Statt nach Südamerika bin ich mit Bus, Zug und Schiff nach Zentralasien. Durch den Balkan, die Türkei, Georgien und Aserbaidschan bis nach Kasachstan, Usbekistan und Kirgistan, dann mit dem Zug via Moskau zurück. Wäre ich geflogen, wäre ich nie nach Istanbul gelangt in dieser Zeit, in Moskau wäre ich auch nicht gewesen. Vor allem aber kommst du so in irgendwelche ländlichen Gebiete, wohin du mit dem Flugzeug nie gelangen würdest. Wir sind zum Beispiel in eine muslimische Pilgerfahrt geraten, das war schon ein Erlebnis. Ich glaube, dass Reisen, wenn du bewusst auf das Flugzeug verzichtest, fast intensiver und schöner ist: Du spürst auch die Distanzen mehr und es ist viel emotionaler, wenn du dann endlich ankommst. Es fühlt sich auch bedeutungsvoller an, weil du es nicht jedes Jahr machst. Da machst du mal so eine Reise, und dann fünf bis zehn Jahre wieder nicht. Aber klar: Nicht alle haben die Möglichkeit, einige Monate frei zu nehmen. Ich bin diesbezüglich sicherlich privilegiert.

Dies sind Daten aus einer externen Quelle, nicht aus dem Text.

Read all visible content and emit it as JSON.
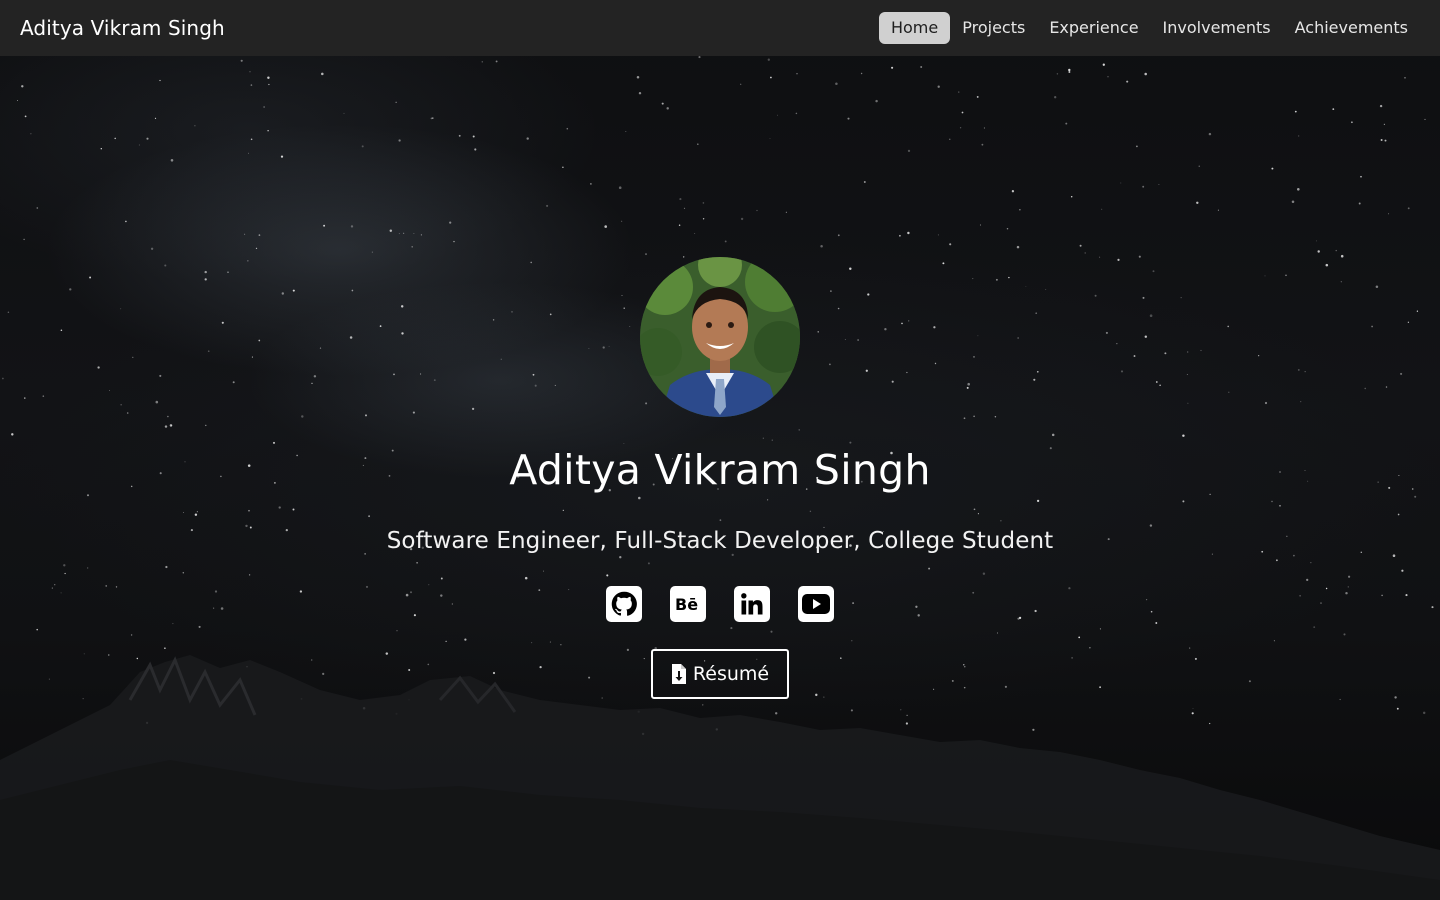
{
  "navbar": {
    "brand": "Aditya Vikram Singh",
    "links": [
      {
        "label": "Home",
        "active": true
      },
      {
        "label": "Projects",
        "active": false
      },
      {
        "label": "Experience",
        "active": false
      },
      {
        "label": "Involvements",
        "active": false
      },
      {
        "label": "Achievements",
        "active": false
      }
    ]
  },
  "hero": {
    "name": "Aditya Vikram Singh",
    "tagline": "Software Engineer, Full-Stack Developer, College Student",
    "social": [
      {
        "icon": "github-icon"
      },
      {
        "icon": "behance-icon"
      },
      {
        "icon": "linkedin-icon"
      },
      {
        "icon": "youtube-icon"
      }
    ],
    "resume_label": "Résumé",
    "resume_icon": "file-download-icon"
  },
  "colors": {
    "navbar_bg": "#232323",
    "active_link_bg": "#d0d0d0",
    "text": "#ffffff"
  }
}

Damit gehst aber auch du der Reiseindustrie auf den Leim.
Klar, zu einem gewissen Grad schon, und dafür kann man mich auch kritisieren. Zugegeben: Auch ich finde es interessant, andere Kulturen kennenzulernen und etwas über die Geschichte der Welt zu erfahren. Gleichzeitig möchte ich aber auch betonen: Man muss nicht immer herumreisen. Man kann auch hier tolle Sachen machen. Weshalb während der Ferien nicht tun, was du immer schon machen wolltest, wofür du im Arbeitsalltag aber keine Zeit hattest? Diesen Sommer habe ich zum Beispiel recht viel Zeit und freue mich darauf, mehr Zeit in meine politische Bildung investieren zu können.

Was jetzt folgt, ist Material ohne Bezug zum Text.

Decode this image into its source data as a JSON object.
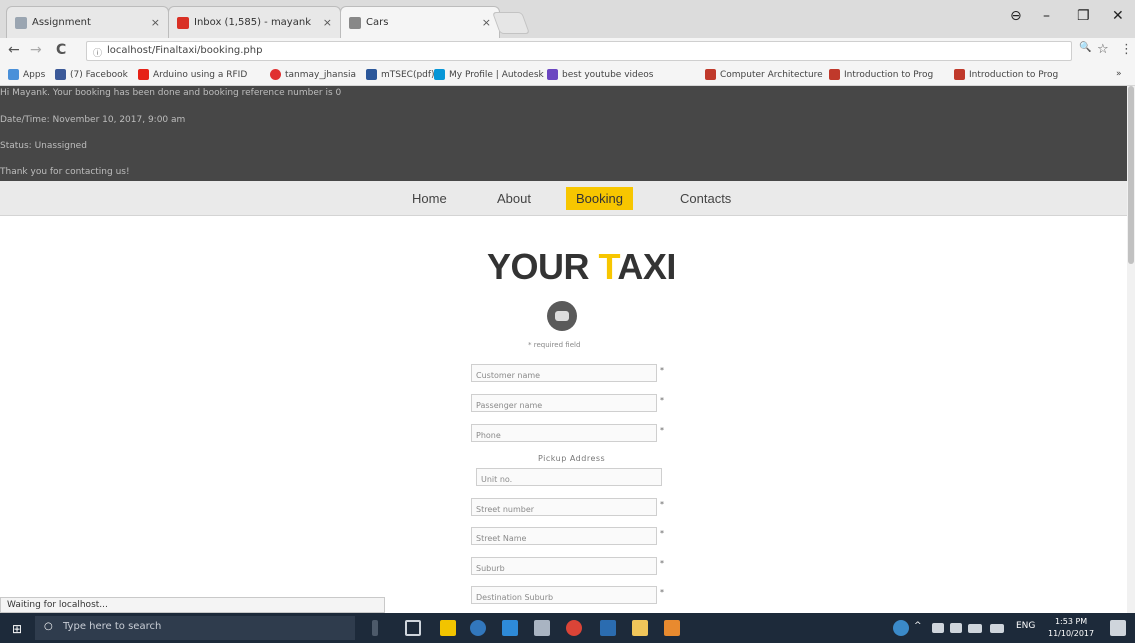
{
  "browser": {
    "tabs": [
      {
        "title": "Assignment",
        "close": "×",
        "favicon_color": "#9aa5b1"
      },
      {
        "title": "Inbox (1,585) - mayank",
        "close": "×",
        "favicon_color": "#d93025"
      },
      {
        "title": "Cars",
        "close": "×",
        "favicon_color": "#888888"
      }
    ],
    "window_controls": {
      "user": "⊖",
      "minimize": "–",
      "maximize": "❐",
      "close": "✕"
    },
    "nav": {
      "back": "←",
      "forward": "→",
      "reload": "C"
    },
    "url": "localhost/Finaltaxi/booking.php",
    "url_icon": "ⓘ",
    "zoom_icon": "🔍",
    "star_icon": "☆",
    "menu_icon": "⋮",
    "bookmarks": [
      {
        "label": "Apps",
        "color": "#4a90d9"
      },
      {
        "label": "(7) Facebook",
        "color": "#3b5998"
      },
      {
        "label": "Arduino using a RFID",
        "color": "#e62117"
      },
      {
        "label": "tanmay_jhansia",
        "color": "#e03030"
      },
      {
        "label": "mTSEC(pdf)",
        "color": "#2b579a"
      },
      {
        "label": "My Profile | Autodesk",
        "color": "#0696d7"
      },
      {
        "label": "best youtube videos",
        "color": "#6b46c1"
      },
      {
        "label": "Computer Architecture",
        "color": "#c0392b"
      },
      {
        "label": "Introduction to Prog",
        "color": "#c0392b"
      },
      {
        "label": "Introduction to Prog",
        "color": "#c0392b"
      }
    ],
    "bookmarks_more": "»"
  },
  "page": {
    "messages": [
      "Hi Mayank. Your booking has been done and booking reference number is 0",
      "Date/Time: November 10, 2017, 9:00 am",
      "Status: Unassigned",
      "Thank you for contacting us!"
    ],
    "nav_links": [
      "Home",
      "About",
      "Booking",
      "Contacts"
    ],
    "active_nav": "Booking",
    "brand": {
      "part1": "YOUR ",
      "accent": "T",
      "part2": "AXI"
    },
    "accent_color": "#f7c600",
    "required_note": "* required field",
    "pickup_label": "Pickup Address",
    "fields": [
      {
        "placeholder": "Customer name",
        "required": "*"
      },
      {
        "placeholder": "Passenger name",
        "required": "*"
      },
      {
        "placeholder": "Phone",
        "required": "*"
      },
      {
        "placeholder": "Unit no.",
        "required": ""
      },
      {
        "placeholder": "Street number",
        "required": "*"
      },
      {
        "placeholder": "Street Name",
        "required": "*"
      },
      {
        "placeholder": "Suburb",
        "required": "*"
      },
      {
        "placeholder": "Destination Suburb",
        "required": "*"
      }
    ]
  },
  "status_text": "Waiting for localhost...",
  "taskbar": {
    "start_icon": "⊞",
    "search_placeholder": "Type here to search",
    "search_icon": "○",
    "tray_text": "ENG",
    "time": "1:53 PM",
    "date": "11/10/2017",
    "chevron": "^"
  }
}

Wir brauchen also nicht nur eine neue Wissenschafts- und (Nicht-)Reisekultur, sondern eine neue nachhaltige Kultur tout court. Schwebt dir da jemand Vorbildliches vor?

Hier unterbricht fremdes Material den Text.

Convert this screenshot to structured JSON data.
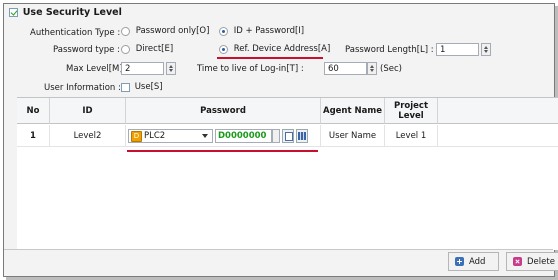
{
  "section": {
    "title": "Use Security Level",
    "checked": true
  },
  "auth": {
    "label": "Authentication Type :",
    "options": [
      {
        "label": "Password only[O]",
        "selected": false
      },
      {
        "label": "ID + Password[I]",
        "selected": true
      }
    ]
  },
  "password_type": {
    "label": "Password type :",
    "options": [
      {
        "label": "Direct[E]",
        "selected": false
      },
      {
        "label": "Ref. Device Address[A]",
        "selected": true
      }
    ]
  },
  "password_length": {
    "label": "Password Length[L] :",
    "value": "1"
  },
  "max_level": {
    "label": "Max Level[M] :",
    "value": "2"
  },
  "login_ttl": {
    "label": "Time to live of Log-in[T] :",
    "value": "60",
    "unit": "(Sec)"
  },
  "user_info": {
    "label": "User Information :",
    "checkbox_label": "Use[S]",
    "checked": false
  },
  "table": {
    "columns": [
      "No",
      "ID",
      "Password",
      "Agent Name",
      "Project Level"
    ],
    "rows": [
      {
        "no": "1",
        "id": "Level2",
        "device": "PLC2",
        "address": "D0000000",
        "agent": "User Name",
        "level": "Level 1"
      }
    ]
  },
  "buttons": {
    "add": "Add",
    "delete": "Delete"
  },
  "colors": {
    "accent_red": "#c8102e",
    "address_green": "#1a9a1a",
    "plc_orange": "#f0a000"
  }
}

Vor einigen Monaten bin ich auf Kevin Anderson gestossen. Er ist ein führender Klimawissenschaftler in England, und er hat beschlossen, nicht mehr zu fliegen. Es wäre interessant, unsere ProfessorInnen mit ihm zu konfrontieren... Aber natürlich reichen Vorbilder niemals aus. Als Voraussetzung für eine ökologische Gesellschaft brauchen wir ein anderes Wirtschaftssystem, welches die Umwelt und den Menschen statt den Profit und das Wirtschaftswachstum ins Zentrum stellt. Ein System, in dem umwelt- sowie menschenfreundliche gesellschaftliche Bilder vermittelt werden. Dazu braucht es vor allem politischen Druck, aber auch Forschung. Forschung, wie und wohin die Wirtschaft und Gesellschaft transformiert werden kann, und ForscherInnen, die diesen Wandel glaubwürdig verkörpern – zum Beispiel, indem sie nicht fliegen.